Caldwell is thrown out by the seat of his blueprints, but he has another booster -- Dexter's daughter, Ruth (Blane, Young's real-life sister). She approaches a locomotive manufacturer on Tom's behalf, and before you can say "Amtrak," the Silver Streak is ready for its maiden run.

The elder Dexter and Ruth are on board, but things don't go as planned -- there's an engineering glitch:

(Dig that 1934 streamlined Chrysler Airflow on the road, by the way.)

Naturally, instead of spending a little more time figuring what's wrong with the Silver Streak, the decision is made to scrap the whole project and put in on display at the fair in Chicago. Tom tells off Dexter, and he and Ruth break up.

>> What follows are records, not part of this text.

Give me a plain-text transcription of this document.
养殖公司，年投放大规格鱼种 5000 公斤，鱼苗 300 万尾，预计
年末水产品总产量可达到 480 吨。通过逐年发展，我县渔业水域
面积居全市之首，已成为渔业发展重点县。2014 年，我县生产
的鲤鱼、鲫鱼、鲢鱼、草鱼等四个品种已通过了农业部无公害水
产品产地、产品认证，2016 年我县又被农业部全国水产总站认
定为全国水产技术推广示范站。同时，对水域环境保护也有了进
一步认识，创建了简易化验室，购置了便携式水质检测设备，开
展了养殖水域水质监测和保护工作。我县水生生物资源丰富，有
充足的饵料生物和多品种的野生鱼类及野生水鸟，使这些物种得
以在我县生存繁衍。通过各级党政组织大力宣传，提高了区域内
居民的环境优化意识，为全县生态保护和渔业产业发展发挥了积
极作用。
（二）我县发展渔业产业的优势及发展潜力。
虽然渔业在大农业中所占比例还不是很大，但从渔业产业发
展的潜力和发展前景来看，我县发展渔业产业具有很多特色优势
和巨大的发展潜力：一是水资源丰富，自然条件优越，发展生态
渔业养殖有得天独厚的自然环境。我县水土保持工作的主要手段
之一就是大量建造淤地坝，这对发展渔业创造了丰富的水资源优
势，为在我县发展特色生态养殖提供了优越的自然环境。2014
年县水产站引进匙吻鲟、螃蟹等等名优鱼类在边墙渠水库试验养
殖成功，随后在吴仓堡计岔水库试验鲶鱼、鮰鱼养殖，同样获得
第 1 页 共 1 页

A few weeks later, Tom has figured out the engineering problem, but the railroad management would prefer to keep the train as the world's largest paperweight.

Meanwhile, Allan Dexter is leaving the family railroad because of his father's refusal to be innovative. This leads to a nice scene where the elder Dexter puffs his stogie like a locomotive and reminisces about trains of the past:

Allan Dexter goes to work at the dam in Nevada. Turns out that the men on the project are coming down with infantile paralysis, and no sooner does Allan get there than he passes out. Ruth has come to see him, but that's not enough -- he needs an iron lung immediately. Father Dexter is beside himself -- how to get an iron lung cross country toot suite? If only there was some sort of really fast train to take it!

The last third of "The Silver Streak" is all about the 100 mile-an-hour overnight race from Chicago to Las Vegas. Edgar Kennedy, God love him, steps in as an old school co-engineer and gives us several good examples of his burn takes in between thrill sequences like this:

There are lots of complications along the way, including close calls with oncoming trains, tricky curves and guys who almost don't get their handcar off the track fast enough. On board, meanwhile, Tom has to deal with hysterical passengers, an escaping murderer and, worst of all, Arthur Lake as comedy relief.

To the surprise of no one in the civilized world whatsoever, the Silver Streak makes it to Vegas, the train's future is assured, and Ruth and Tom make up.

In real life, by the way, the Pioneer Zephyr made headlines in May 1934, when it traveled from Denver to Chicago in about 13 hours, almost breaking the land speed record for that time -- and the engineer happily endorsed Camel cigarettes after his run.

And if you'd like to see the real Pioneer Zephyr, it's on permanent display at Chicago's Museum of Science and Industry.